The impact it had was on chemistry. The sporadic occurrence of injuries in the nation's capital meant line combinations were ever-changing.
Phillips seemed lost at times without his partner in crime, Volchenkov. There is really no replacement for that defensive pairing.
Spezza, Heatley, and Alfredsson work together, and removing one never really seems to work. The main injury of the season was Alfredsson; there's no real arguing that he leads the team on the ice. And nobody really knew what to do with Randy Robitaille
3. John Paddock.
Straight up, the wrong man for the job. Sure he looked like a miracle man at the start of the year, but I really don't think he had anything to do with the team's early success, highlighted by the team's down fall.
Paddock juggled the goalies instead of giving confidence to either. Emery was supposed to be the starter before the season, but due to his injury at the beginning, Gerber stepped in and played very well.
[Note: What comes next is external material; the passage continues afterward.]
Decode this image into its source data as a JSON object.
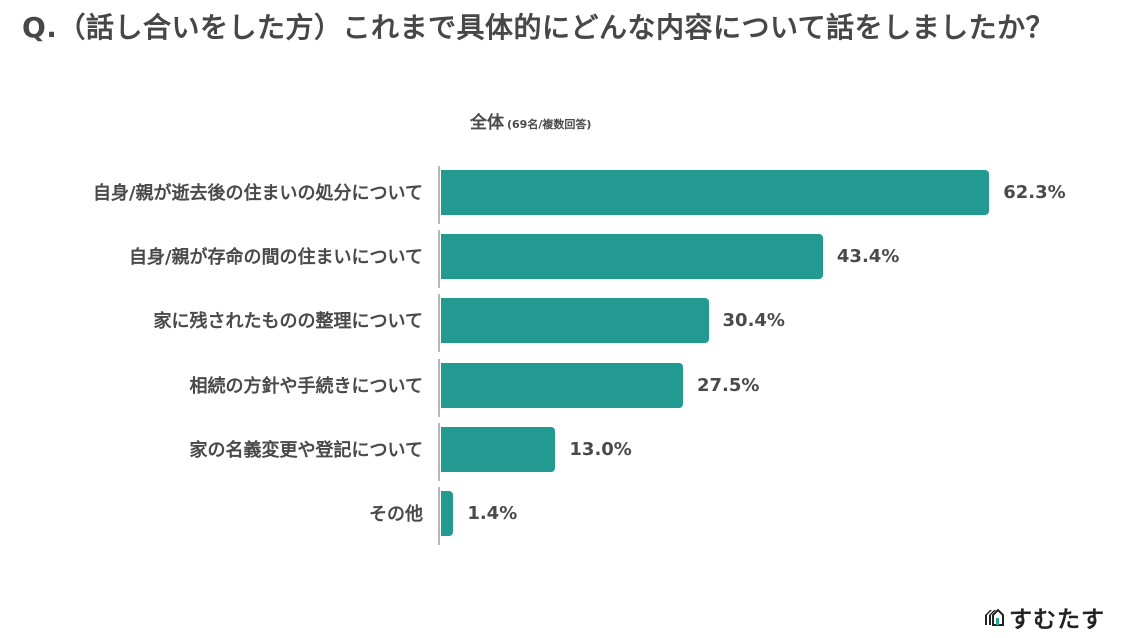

Instead of rewarding Gerber, he stuck him on the bench the moment Emery returned.
Paddock was also notorious for juggling his lines, at times without reason. It seemed that even on nights when everything was clicking, he'd juggle a line.
In my opinion, John Paddock is not an NHL caliber coach.
This team lost its chemistry somewhere along the way, and it was notable in many things. It plagued all aspects of the Sens' game.
Ottawa was bad for costly turnovers, the same team that always seemed to know exactly where to pass the puck last year.
5. Special Teams.
A very sad 22nd ranked penalty kill (81.0%) stands out when looking at Ottawa's special teams. Combine that with a very mediocre 12th ranked power play (18.3%) and you can see a serious problem.
A lot of this stems from the defensive aspect. A lack of defensive chemistry, besides Volchenkov/Phillips, causes poor penalty killing. There's no power play quarterback on the Senators, which also causes the problem with a less-than-stellar power play.
Poor coaching, poor managing, and poor chemistry equals an all-around poor team. Sure it isn't over yet, but it's close enough to start thinking about these things and looking to the future.
What to do in the future you might ask? That would be a whole different article.